I am looking for an almond horse shoe recipe- almond dough with slivers of almonds and dipped in chocolate on each end.


----------



## stormwarning (Mar 3, 2009)

Are you looking for a cookie recipe or a coffee cake/dessert recipe?


----------



## stormwarning (Mar 3, 2009)

I saw your previous post from March, 2002. Still no luck, huh? I assume you're looking for a cookie-type recipe, and the macaroons aren't it. Could you provide us with a little more information about this cookie?


----------



## marmalady (Apr 19, 2001)

Do you mean almond crescents? If so, they're cookies made the same way basically as Russian teacakes/Mexican wedding cakes. Do a google for almond crescents and see what you come up with.


----------



## dneilson (Dec 8, 2009)

Search no furthur, James...I ran across your inquiry by accident. Knew exactly the one you were seeking (humbly speaking :lol: It's a great recipe and worth seeking once you find yourself w/out the recipe). Signed up just to post it. (I temper the chocolate though and don't make them as large for gifting)

Sounds like a wonderful community...I think I'll stay awhile! Enjoy!

*Chocolate-Dipped Almond Horseshoe Cookies* * * * * *

*Author:* Gourmet
*Source:* Gourmet December 1991

2 cups almonds, sliced and very lightly crushed, about 6 ounces 
7 oz almond paste, cut into 1 inch pieces 
1 cup sugar
2 large egg whites 
10 oz bittersweet chocolate, NOT unsweetened, chopped (semisweet chocolate may be used instead) 
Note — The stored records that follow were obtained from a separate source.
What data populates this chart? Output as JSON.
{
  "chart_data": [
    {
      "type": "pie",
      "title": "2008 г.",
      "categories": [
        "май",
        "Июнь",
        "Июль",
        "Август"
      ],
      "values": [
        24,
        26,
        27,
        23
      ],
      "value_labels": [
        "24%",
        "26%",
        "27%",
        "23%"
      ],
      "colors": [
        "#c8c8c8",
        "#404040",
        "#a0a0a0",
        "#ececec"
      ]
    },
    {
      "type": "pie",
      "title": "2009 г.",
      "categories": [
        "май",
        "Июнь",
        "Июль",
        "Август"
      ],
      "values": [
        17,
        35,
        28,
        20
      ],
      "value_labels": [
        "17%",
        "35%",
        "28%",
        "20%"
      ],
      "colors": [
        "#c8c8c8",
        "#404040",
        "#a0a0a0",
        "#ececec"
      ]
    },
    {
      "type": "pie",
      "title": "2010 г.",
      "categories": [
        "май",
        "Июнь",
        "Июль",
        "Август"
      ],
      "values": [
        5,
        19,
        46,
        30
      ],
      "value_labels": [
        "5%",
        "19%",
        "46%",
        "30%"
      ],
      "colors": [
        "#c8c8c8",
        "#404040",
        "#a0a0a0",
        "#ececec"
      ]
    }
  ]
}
1. Preheat oven to 375 degrees.
2. Spray 2 baking sheets with nonstick spray.
3. Spread almonds on rimmed baking sheet.
4. Place almond paste and sugar in processor and process until blended.
5. Add egg whites, 1 at a time, blending well betwwen additions.
6. Spoon dough into pastry bag fitted with plain 5/8-inch-wide tip. Pipe one 6-inch-long log of dough atop almonds on rimmed sheet.
7. Gently roll dough in almonds, coating completely (dough is sticky).
8. Transfer to prepared sheets, bending dough ends to create horseshoe shape with 1 1/2-inch-wide space between ends.
9. Repeat with remaining dough, spacing cookies about 1 inch apart.
10. Bake cookies until golden, about 18 minutes. Transfer to rack and cool.
11. Line another baking sheet with foil. Stir chocolate in medium metal bowl set over saucepan of simmering water until melted and smooth.
12. Dip ends of 1 cookie into chocolate, tilting pan if necessary. Shake cocokie gently to remove excess chocolate.
13. Place cookie, rounded side up, on foil-lined sheet.
14. Repeat with remaining cookies.
15. Refrigerate cookies until chocolate sets, about 30 minutes. 

Yield: 12

Dolores


----------